Most people would agree that gossip is a bad thing. Spreading exaggerated or scandalous information about another person is, for the most part, frowned up. Many churches even spend more time focused on the “sin of gossip” than on other, more easily defined problems. However, the problem of gossip in the church is not so clear-cut as to provide an easy definition of what to avoid.
Too often, sharing any negative information about another person, even if that information needs to be shared, is labeled as sinful gossip by overly zealous Christians. However, this attitude is completely wrong. Not only would this mean that Paul gossiped in his letters to distant churches, but it would also mean that warning others against a potentially dangerous person is sinful. Let’s take a closer look at what gossip actually is and how the Bible addresses it.
What is Gossip?
A few overzealous Christians will define gossip as the action of saying negative things behind someone’s back that you would never say to their face. While this is close, it doesn’t qualify much about those negative things being said. Are they true? Why is the information being shared in the first place?

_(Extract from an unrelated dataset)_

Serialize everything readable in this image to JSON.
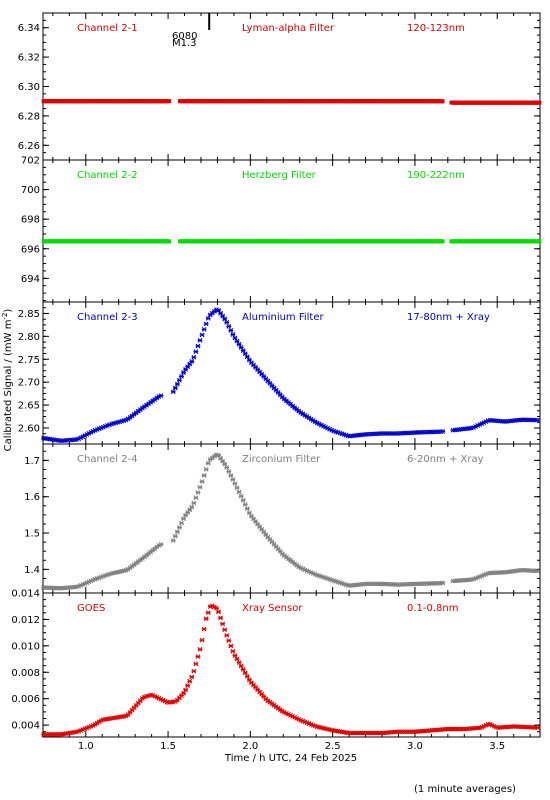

In most teachings about gossip, the action is very often conflated with slander. However, the Bible defines gossip and slander as two different things. For instance, many Christians will quote 2 Corinthians 12:20 as evidence that gossip is considered a terrible sin on par with wrath. But when you look closer at the verse, the argument begins to fall apart. For starters, gossip and slander are listed as two separate activities, which is an odd choice if they refer to the same action. Additionally, while the Greek words translated as “gossip” and “slander” can refer to similar activities, their meanings are still distinct enough to not be rightfully considered the same thing.
Finally, in a modern context, slander has a much different meaning than gossip. Legally, slander refers to defaming and untrue information told about another person with the express intent of causing harm to their reputation. In other words, slander is defined as a malicious lie, while gossip is not. Thus, gossip can only be fairly defined as spreading information that you believe to be true or at least partially true, though not necessarily out of malicious intent. These are two very different behaviors.

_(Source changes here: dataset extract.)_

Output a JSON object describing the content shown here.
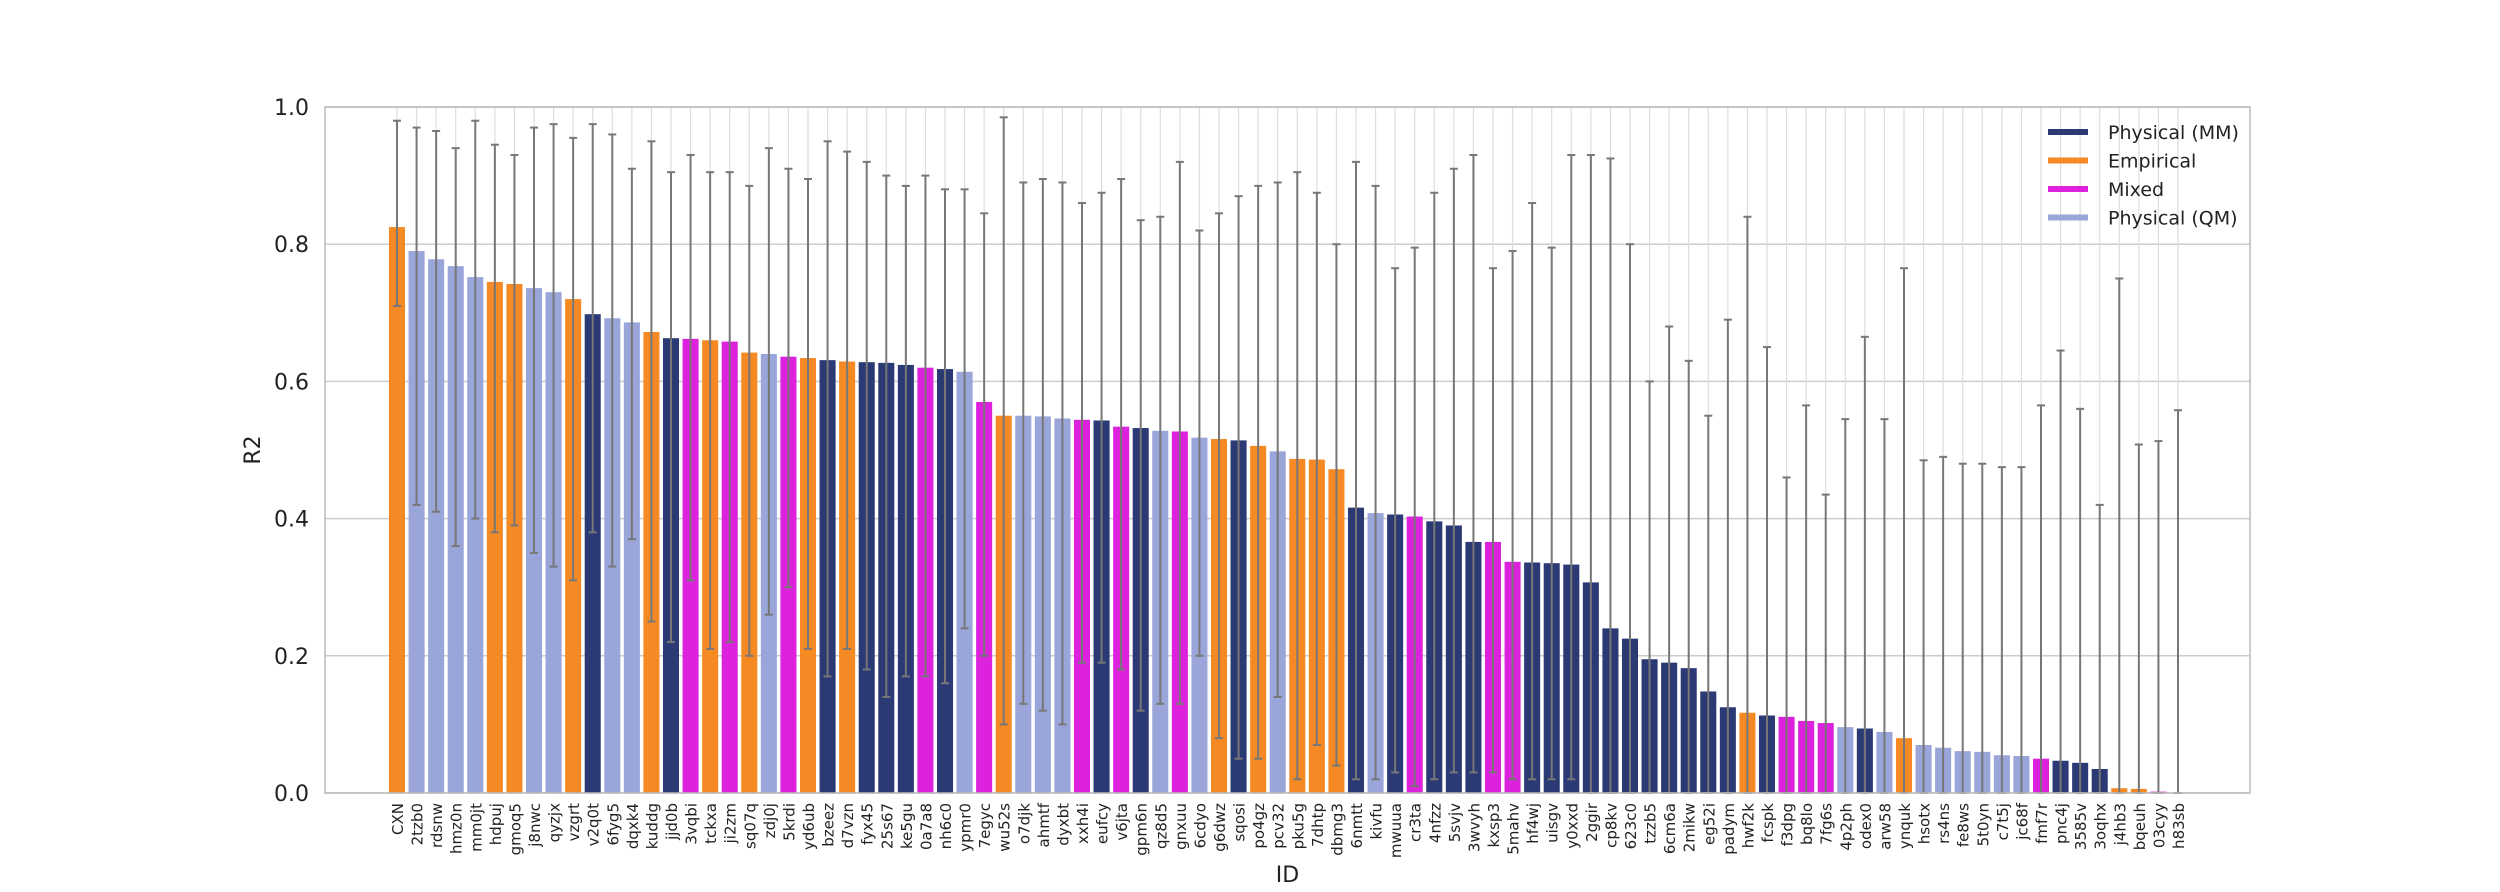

When Negative Information is Not Gossip
What is the go-to conflict resolution method for most Christians? Matthew 18, of course. Laying aside the fact that this passage is often misapplied, it’s also important to remember that it’s impossible to conduct any sort of conflict resolution, much less correct application of Matthew 18, without sharing information about the problem with someone else. By its very nature, correct conflict resolution involves bringing information to light so everyone involved can make an informed decision.
Additionally, people may be sharing negative information about someone else for the benefit and protection of others. For instance, if someone lists an escaped criminal’s actions and provides a detailed description of their appearance, they aren’t gossiping, they’re trying to protect other people from being victimized. Likewise, an individual church member who is bringing uncomfortable information about someone else to light may just be trying to protect others.
It All Comes Down to Motive
Ultimately, the only way to truly define gossip is to look at one’s motivation. Since it’s difficult to accurately judge another’s genuine motive, it’s important to analyze our own motives before sharing any information. Why do you want to share this information? Do you believe it to be true? Are you trying to make others aware or destroy someone’s reputation unfairly?
Pro Tip: Be careful about accusing someone else of spreading gossip. You might not have all the information–what they’re saying could very well be true.
Gossip in the Church
In a misguided attempt to demonstrate love and forgiveness, or perhaps from a desire to live peacefully with others, too many Christians refuse to allow any sort of negative talk about other people. Even if the information turns out to be true, the speaker is labeled a “gossiper” and ignored. While genuine gossip is truly harmful and to be avoided, we must simultaneously be careful to not label any uncomfortable or inconvenient information as gossip. We should use our discernment to investigate and find the truth before passing judgment.